I had a plan. I wrote an 11 page, 6.6K word outline. I had an aim of 3000 words a day. Did it work?

Nope.

I couldn’t write 3000 words a day. The best I managed was 2.6K. One day I managed the grand total of 437. Right now, my novel stands at 24,000 words.

What to do now? The best laid plans of mice and men become the equivalent of sitting in a wad of chewing gum in your best trousers. Sometimes stuff just happens and even if you feel right royally shafted, you have to rethink and plan again.

To say the least, I am a little disappointed. It has forced some thinking and introspection and here is my solution.

Identify the Problems

Problems can be external (things you cannot control) and internal (things you can control).
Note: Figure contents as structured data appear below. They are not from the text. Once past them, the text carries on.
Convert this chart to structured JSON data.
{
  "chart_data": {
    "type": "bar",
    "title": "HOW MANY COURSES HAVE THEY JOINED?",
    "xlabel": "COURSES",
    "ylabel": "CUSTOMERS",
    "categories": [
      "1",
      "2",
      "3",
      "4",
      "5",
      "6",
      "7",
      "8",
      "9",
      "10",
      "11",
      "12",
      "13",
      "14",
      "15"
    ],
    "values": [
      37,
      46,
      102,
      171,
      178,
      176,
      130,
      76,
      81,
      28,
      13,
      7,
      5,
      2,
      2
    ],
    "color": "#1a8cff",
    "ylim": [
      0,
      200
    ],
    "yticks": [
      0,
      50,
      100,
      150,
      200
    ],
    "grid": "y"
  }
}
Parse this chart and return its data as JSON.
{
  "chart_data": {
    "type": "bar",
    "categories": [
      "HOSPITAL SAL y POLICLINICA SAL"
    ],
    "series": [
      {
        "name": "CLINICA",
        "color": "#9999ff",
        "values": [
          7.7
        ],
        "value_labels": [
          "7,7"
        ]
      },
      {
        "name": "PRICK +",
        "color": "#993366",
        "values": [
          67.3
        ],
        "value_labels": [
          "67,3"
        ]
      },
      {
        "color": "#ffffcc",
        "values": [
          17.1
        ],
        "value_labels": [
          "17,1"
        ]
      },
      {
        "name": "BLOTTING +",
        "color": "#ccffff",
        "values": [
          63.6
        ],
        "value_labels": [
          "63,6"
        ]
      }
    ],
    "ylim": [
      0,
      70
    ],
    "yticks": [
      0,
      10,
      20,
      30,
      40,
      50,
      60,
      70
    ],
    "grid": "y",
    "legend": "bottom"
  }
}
External – illness, family commitments, domestic duties, unexpected visitors. Things just happen and there’s not a thing you can do about it. You work around it.

Internal – these are the things you have control over and I identified a number of reasons why I wasn’t successful in my planning.

* I’m easily distracted – discipline is a key characteristic I’m developing

* I was thinking about the scene, the characters, the conflict and tension, where it might end. I had done the planning, but spent time thinking about the scene rather than writing what I had in mind. Thinking time is not wasted time, but it is if it detracts from writing.

* It’s a whole lot harder than I thought – being more prepared for me is essential and I had no idea how hard is it to write a novel. I didn’t think it was going to be easy; I know it’s hard to write. I am still developing routines and disciplines.

Make New Plans

Over the next two weeks I will be writing when I can, adding to the word count and continuing with my outline. I will not be finished by the time I return to work, but I my new plan will have the novel completed by September.

I am not defeated, just rethinking and planning. It’s taking a little longer than I wanted, but so it be it.

I have also learned I could conceivably plan and write a novel in a year to 18 months, allowing for the busyness of my job and allowing for life’s little distractions to get in the way.

What do you do when your plans go pear-shaped?